De acordo com Serrão (1972) João de Barros (1496-1570), embora nunca tenha estado ou viajado até à Índia, no desempenho das suas funções como feitor da Casa da Índia, teve a oportunidade de consultar todos os documentos daquele arquivo, mas também de escutar o relato dos marinheiros que continuamente ali aportavam, pelo que recebia em primeira-mão muito do que se passava no Índico. Do seu vasto edifício histórico, constavam três grandes capítulos: Conquista, (subdividida em Europa, África, Ásia e Vera Cruz), Navegação e Comércio, tendo redigido anteriormente uma Geografia. Desta obra gigantesca, hoje apenas conhecemos as quatro primeiras Décadas da Ásia. O título e a ideologia demonstram a clara influência de Tito Lívio, pois procurava fazer da história uma lição moral para as futuras gerações, ainda que isso implicasse omitir alguns actos menos dignos. A Ásia é pois uma espécie de epopeia dos sucessos do oriente, e que se enquadra no ambiente geral da euforia da expansão que ainda se vivia nos meados da centúria. As primeiras três décadas, saíram respectivamente em 1552, 1553 e 1563. A última foi publicada em 1615. Cobrem a presença lusa no oriente entre 1497 e 1539. Como não esteve no oriente, a sua obra perde na cor local, mas ganha nas notas sobre geografia, batalhas e feitos militares e nas alocuções solenes das personagens. Como afirma Serrão (1980:188), Barros sentia que a verdadeira história devia ser narrada num quadro de beleza literária, para dar ao assunto o tom heróico da epopeia. Para muitos é considerado o “Tito Lívio português”.
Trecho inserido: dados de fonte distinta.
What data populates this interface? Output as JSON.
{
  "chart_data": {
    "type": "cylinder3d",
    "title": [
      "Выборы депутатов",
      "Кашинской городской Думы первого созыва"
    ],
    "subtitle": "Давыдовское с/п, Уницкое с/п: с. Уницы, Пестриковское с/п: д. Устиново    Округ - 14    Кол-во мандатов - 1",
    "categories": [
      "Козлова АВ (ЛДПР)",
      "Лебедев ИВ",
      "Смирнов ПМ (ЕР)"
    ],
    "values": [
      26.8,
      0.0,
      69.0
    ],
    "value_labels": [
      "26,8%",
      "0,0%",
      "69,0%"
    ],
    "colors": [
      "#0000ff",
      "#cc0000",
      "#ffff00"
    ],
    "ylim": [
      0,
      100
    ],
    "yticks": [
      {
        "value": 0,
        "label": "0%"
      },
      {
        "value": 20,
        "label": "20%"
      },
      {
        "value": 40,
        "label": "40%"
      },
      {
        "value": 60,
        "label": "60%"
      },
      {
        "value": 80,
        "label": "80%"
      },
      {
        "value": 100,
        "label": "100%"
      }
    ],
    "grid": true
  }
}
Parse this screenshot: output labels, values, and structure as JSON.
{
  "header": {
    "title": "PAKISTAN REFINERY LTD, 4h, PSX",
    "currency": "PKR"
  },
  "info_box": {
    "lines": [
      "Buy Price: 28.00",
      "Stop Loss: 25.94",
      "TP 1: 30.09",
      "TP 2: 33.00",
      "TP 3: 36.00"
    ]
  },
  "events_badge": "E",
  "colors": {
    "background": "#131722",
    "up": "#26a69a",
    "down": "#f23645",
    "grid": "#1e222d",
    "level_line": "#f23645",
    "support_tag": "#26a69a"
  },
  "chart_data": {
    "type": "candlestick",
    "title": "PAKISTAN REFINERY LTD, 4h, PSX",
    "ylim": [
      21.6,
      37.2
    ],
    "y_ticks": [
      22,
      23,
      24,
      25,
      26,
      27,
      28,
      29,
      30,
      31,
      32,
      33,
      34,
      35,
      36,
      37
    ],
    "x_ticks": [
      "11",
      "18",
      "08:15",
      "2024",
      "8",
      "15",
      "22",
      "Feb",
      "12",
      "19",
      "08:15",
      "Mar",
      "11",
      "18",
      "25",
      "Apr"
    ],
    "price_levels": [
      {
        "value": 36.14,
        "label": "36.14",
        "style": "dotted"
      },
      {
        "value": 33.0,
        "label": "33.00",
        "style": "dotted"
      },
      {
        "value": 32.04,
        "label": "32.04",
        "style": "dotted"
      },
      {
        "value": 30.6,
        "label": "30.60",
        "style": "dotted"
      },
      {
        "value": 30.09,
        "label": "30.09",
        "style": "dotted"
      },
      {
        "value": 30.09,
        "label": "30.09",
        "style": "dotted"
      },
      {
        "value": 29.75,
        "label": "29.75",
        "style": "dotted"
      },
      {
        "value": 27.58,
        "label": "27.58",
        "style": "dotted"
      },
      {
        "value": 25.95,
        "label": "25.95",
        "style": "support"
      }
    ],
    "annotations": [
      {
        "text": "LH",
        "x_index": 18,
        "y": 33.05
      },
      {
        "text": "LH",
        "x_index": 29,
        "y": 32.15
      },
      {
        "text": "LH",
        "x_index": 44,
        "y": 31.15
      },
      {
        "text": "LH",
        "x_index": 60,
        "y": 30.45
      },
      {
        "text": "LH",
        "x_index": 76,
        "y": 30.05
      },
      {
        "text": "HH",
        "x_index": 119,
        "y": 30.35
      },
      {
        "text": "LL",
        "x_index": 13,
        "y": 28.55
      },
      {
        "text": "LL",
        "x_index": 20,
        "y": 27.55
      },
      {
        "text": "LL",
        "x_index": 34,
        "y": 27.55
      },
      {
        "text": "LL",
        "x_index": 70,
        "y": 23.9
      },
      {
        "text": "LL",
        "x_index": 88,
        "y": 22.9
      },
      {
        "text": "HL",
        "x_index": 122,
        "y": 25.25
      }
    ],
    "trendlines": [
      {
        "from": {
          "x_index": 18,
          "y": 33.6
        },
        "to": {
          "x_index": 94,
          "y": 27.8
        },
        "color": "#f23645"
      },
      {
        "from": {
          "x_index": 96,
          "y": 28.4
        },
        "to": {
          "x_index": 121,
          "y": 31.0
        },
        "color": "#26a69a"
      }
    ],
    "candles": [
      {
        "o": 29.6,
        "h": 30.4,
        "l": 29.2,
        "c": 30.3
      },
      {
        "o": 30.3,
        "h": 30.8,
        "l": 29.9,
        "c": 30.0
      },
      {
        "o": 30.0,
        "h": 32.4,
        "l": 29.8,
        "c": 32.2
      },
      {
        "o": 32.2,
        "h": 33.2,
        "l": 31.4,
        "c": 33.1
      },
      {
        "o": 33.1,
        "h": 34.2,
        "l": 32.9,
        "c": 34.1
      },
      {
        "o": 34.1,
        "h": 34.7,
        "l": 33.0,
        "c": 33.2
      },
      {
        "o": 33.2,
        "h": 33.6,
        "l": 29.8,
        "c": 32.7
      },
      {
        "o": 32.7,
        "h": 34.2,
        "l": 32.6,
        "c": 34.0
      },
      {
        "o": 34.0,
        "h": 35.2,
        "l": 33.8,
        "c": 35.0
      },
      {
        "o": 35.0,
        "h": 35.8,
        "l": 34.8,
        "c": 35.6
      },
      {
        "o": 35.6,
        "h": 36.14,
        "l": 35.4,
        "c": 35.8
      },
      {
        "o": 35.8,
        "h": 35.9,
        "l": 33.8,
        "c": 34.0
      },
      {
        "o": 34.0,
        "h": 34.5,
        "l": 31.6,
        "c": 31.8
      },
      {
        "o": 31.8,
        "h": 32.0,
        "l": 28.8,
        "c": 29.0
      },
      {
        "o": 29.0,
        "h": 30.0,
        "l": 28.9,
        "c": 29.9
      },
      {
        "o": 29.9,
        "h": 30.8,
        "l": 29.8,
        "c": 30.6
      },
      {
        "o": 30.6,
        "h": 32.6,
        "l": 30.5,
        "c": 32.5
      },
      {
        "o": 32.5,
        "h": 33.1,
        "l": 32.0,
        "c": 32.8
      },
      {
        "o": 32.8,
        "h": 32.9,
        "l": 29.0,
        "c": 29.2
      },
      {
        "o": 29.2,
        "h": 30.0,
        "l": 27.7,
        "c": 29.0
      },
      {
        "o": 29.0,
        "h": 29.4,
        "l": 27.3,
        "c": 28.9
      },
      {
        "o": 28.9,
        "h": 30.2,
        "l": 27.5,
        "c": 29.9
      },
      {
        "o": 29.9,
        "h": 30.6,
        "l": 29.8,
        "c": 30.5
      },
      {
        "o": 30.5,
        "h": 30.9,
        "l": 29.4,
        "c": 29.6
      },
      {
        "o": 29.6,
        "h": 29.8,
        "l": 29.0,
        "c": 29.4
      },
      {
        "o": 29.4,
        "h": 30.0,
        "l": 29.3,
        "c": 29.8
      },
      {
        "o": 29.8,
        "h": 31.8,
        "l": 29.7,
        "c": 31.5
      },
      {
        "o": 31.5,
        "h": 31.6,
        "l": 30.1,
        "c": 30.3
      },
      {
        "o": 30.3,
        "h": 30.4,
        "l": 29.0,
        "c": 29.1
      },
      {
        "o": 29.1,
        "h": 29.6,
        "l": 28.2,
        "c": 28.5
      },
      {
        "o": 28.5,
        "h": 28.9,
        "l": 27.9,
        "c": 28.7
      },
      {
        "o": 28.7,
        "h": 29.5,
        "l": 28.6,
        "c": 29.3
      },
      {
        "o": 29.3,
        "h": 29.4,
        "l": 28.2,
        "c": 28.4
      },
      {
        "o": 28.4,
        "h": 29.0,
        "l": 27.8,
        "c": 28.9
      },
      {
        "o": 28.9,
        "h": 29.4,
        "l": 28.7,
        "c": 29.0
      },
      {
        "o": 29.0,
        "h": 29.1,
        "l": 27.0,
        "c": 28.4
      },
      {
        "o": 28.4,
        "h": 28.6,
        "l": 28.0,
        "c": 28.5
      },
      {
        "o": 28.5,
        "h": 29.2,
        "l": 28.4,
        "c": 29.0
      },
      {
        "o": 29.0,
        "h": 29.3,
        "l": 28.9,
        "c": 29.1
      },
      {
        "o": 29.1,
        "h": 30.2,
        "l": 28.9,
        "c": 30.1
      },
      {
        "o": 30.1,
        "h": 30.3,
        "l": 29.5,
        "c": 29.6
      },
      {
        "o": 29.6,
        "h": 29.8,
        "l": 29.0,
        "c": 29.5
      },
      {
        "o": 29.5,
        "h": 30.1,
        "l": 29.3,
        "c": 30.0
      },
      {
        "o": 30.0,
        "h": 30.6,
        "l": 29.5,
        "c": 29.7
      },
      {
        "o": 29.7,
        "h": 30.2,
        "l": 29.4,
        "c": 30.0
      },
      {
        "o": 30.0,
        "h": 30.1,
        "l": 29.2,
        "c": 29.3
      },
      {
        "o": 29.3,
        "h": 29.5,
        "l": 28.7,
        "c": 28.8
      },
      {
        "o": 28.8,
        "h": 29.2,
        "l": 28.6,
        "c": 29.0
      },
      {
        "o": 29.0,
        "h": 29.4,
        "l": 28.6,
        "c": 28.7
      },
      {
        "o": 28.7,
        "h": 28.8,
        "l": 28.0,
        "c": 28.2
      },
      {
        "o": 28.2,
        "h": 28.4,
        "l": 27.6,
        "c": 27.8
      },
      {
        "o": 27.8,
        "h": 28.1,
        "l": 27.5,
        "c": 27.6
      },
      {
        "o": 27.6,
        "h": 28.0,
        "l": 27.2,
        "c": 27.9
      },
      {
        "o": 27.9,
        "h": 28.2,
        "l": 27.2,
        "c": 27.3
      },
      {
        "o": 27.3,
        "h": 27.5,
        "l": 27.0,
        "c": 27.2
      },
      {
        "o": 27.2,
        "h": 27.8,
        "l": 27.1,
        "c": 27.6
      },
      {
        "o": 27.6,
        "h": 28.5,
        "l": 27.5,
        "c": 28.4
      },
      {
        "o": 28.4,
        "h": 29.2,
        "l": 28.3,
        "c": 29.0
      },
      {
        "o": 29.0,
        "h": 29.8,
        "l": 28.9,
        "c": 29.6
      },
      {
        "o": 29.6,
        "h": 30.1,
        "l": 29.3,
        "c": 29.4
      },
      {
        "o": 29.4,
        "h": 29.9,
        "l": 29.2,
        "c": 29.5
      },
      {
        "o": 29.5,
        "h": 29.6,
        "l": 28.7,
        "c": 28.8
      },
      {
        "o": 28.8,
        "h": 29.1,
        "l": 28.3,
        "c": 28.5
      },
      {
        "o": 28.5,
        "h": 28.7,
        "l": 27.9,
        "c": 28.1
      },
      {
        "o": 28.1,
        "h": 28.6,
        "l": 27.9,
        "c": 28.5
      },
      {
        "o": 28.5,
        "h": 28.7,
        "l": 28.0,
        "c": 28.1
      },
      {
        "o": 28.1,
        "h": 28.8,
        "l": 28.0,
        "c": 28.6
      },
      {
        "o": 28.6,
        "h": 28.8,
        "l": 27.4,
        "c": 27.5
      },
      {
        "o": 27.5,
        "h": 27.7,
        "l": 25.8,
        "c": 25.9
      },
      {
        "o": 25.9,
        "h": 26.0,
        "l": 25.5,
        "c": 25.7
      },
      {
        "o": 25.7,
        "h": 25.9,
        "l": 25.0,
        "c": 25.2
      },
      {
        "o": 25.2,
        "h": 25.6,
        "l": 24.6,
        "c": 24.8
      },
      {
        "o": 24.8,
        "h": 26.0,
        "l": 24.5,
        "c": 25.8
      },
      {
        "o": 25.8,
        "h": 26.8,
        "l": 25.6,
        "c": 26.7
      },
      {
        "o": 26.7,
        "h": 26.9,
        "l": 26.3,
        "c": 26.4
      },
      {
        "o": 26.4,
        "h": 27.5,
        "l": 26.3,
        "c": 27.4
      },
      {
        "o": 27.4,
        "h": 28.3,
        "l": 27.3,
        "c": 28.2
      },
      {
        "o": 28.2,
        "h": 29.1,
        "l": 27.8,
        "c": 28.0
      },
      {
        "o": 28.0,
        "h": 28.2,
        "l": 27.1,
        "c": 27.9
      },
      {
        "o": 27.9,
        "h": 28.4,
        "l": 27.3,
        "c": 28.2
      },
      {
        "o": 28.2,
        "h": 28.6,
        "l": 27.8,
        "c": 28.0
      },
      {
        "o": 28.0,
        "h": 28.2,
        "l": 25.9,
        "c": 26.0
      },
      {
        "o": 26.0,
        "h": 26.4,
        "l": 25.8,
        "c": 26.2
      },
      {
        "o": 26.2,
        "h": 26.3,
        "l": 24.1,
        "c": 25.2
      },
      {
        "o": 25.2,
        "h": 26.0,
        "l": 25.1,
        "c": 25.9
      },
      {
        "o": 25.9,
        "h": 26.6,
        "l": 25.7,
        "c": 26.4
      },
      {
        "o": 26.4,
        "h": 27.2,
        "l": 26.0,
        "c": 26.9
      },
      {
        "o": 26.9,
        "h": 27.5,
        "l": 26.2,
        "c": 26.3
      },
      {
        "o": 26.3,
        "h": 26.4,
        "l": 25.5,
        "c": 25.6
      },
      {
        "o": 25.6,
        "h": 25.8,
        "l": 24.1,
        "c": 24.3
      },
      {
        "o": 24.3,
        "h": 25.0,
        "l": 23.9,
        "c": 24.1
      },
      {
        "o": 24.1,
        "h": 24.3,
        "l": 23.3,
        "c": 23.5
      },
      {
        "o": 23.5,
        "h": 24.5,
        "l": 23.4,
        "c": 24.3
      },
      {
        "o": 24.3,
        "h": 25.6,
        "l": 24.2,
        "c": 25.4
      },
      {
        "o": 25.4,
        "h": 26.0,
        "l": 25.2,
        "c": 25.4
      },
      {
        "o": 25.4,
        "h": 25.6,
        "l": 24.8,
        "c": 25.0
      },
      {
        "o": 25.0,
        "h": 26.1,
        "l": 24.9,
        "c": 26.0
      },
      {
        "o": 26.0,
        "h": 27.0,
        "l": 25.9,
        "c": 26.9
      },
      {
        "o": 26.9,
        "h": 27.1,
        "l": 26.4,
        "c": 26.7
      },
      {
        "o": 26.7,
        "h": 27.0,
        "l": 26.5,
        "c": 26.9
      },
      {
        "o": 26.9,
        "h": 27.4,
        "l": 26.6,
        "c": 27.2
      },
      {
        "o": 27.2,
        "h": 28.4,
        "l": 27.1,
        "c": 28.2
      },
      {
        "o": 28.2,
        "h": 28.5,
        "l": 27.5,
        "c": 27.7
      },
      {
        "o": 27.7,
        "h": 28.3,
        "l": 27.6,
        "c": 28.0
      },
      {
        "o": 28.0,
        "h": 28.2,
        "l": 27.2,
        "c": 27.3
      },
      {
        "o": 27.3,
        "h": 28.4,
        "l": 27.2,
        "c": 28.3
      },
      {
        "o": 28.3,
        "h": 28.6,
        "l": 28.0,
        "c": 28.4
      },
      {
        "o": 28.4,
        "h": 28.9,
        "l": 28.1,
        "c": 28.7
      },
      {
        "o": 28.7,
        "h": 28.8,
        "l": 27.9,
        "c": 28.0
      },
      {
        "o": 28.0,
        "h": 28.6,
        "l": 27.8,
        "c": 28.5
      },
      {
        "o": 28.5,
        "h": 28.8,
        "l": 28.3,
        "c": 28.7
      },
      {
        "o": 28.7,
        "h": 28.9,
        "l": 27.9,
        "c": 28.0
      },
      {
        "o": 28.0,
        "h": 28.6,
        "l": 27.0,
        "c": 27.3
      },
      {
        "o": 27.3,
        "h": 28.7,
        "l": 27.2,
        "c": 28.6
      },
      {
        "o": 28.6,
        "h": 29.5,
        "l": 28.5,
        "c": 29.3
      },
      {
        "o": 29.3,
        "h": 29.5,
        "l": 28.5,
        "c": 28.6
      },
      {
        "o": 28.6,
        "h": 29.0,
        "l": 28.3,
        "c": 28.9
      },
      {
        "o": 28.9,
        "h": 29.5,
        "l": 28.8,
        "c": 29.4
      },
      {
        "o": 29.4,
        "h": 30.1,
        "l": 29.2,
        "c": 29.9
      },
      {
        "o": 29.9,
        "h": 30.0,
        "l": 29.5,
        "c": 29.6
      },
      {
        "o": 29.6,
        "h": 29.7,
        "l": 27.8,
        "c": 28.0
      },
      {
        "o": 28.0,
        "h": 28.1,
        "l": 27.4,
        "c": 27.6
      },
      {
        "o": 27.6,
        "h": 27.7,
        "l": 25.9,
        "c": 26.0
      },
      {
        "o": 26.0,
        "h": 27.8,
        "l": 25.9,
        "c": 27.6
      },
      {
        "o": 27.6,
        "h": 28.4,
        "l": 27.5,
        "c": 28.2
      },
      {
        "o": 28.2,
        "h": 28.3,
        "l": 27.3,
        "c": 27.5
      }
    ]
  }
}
Fernão Lopes de Castanheda (1500-1559) fez apenas os estudos menores e em 1528 partiu para a Índia. colheu elementos para a edificação da sua História do Descobrimento e Conquista da Índia pelos Portugueses, que viria a terminar na pátria em 1539. Em 1547, exerce funções de bedel e guarda-mor da livraria da Universidade de Coimbra. De acordo com Serrão (1972: 229): a obra de Castanheda é a mais completa fonte sobre os primeiros cinquenta anos da dominação portuguesa na Índia e o seu autor um dos maiores do nosso século XVI. A sua erudição terá provindo da escola da vida, particularmente dos contactos que estabeleceu no oriente com muitos dos protagonistas, mas também da convivência com os humanistas da Universidade de Coimbra e do Colégio das Artes. Escrevendo na primeira metade do século XVI, sente ainda vibrar o clima épico que se vive, mostra o orgulho de ser português, e no prólogo do Livro III declara que, embora não possuindo o engenho de Homero e não chegar à eloquência de Tito Lívio, sente que as façanhas dos lusitanos na Índia se elevam acima das que aqueles autores clássicos escreveram. Muitas alusões clássicas, aliás, irrompem do seu arrazoado histórico, todavia a sua prosa não se compara à erudição da de Barros. A História completa contaria 10 livros, mas apenas 8 foram publicados. O Livro I foi publicado em 1551, enquanto os dois livros seguintes foram publicados nos dois anos subsequentes. Com razoável periodicidade, até 1561 são publicados os Livros IV-VIII. Os Livros IX e X não receberam permissão de impressão por influência de certas famílias pois não reconheciam ali o mérito de que se julgavam ser merecedoras. Uma última nota para o facto de a obra de Castanheda ter alcançado rapidamente uma enorme popularidade na Europa, pois logo em 1553 foi publicada em Paris uma tradução francesa do seu primeiro livro, repetida no ano seguinte. Teve a História também traduções espanhola (1554), italiana (1577) e inglesa (1582).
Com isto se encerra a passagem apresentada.